1 Arithmetic operations

We know how to do basic arithmetic operations like + (addition), - (subtraction), and * (multiplication) on scalars. Refer to the course material “Introduction to R_2”. Now, we will learn how to do arithmetic operations on numeric vectors:

# Make two vectors 'a' and 'b'
a <- c(1, 2, 3, 4, 5)
b <- c(10, 20, 30, 40, 50)
# Add the two vectors
a + b
## [1] 11 22 33 44 55
# Note that R has combined the vectors element-by-element. 
#This happens when we do some operations on vectors of the same length.
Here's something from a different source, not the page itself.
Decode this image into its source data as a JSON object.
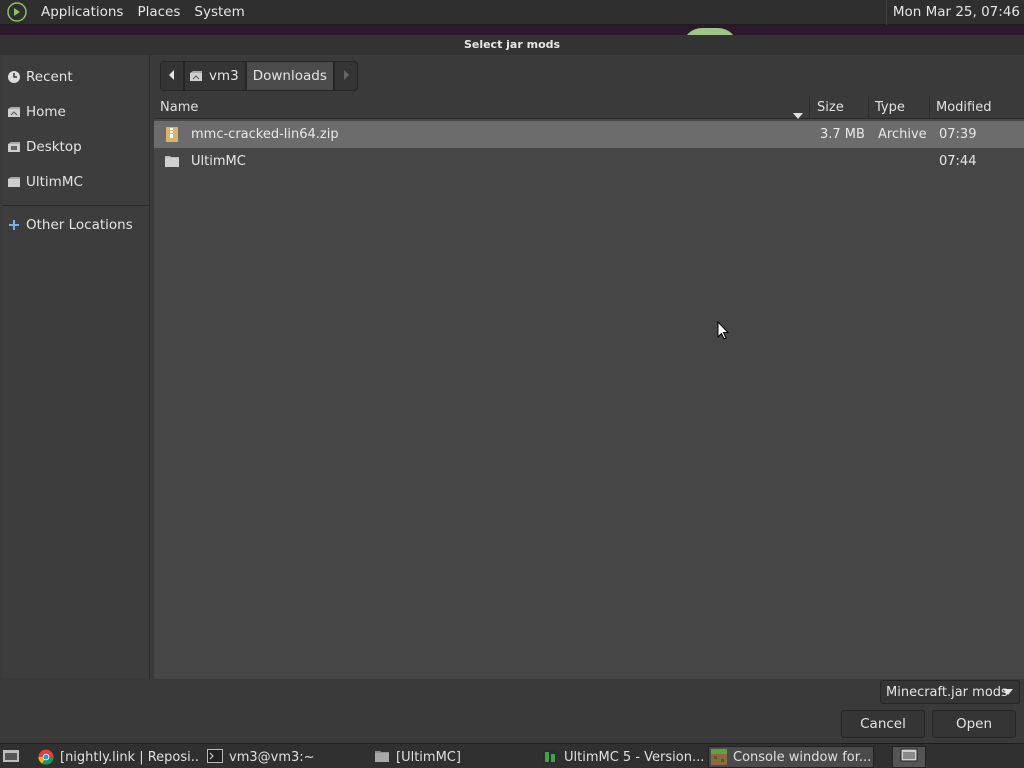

Let us create two vectors ‘a’ and ‘b’ where each vector contains the integers from 1 to 5. We will then create three new vectors ab.sum (the sum of the two vectors), ab.diff (the difference of the two vectors), and ab.prod (the product of the two vectors):

# Make two vectors 'a' and 'b'
a <- 1:5 
b <- 1:5
# Note that we have used `a:b` function to create the vectors 
#(Refer to Introduction to R_3)
ab.sum <- a + b
ab.diff <- a - b
ab.prod <- a * b
ab.sum
## [1]  2  4  6  8 10
ab.diff
## [1] 0 0 0 0 0
ab.prod
## [1]  1  4  9 16 25

2 Summary statistics

Now that we can create vectors, let us learn the basic descriptive statistics functions. Each of these functions takes a numeric vector as an argument, and returns a scalar (or a table in the case of summary()) as a result. We will start with functions that apply to continuous data, e.g., height and weight.

Students took two exams. Here are their results data.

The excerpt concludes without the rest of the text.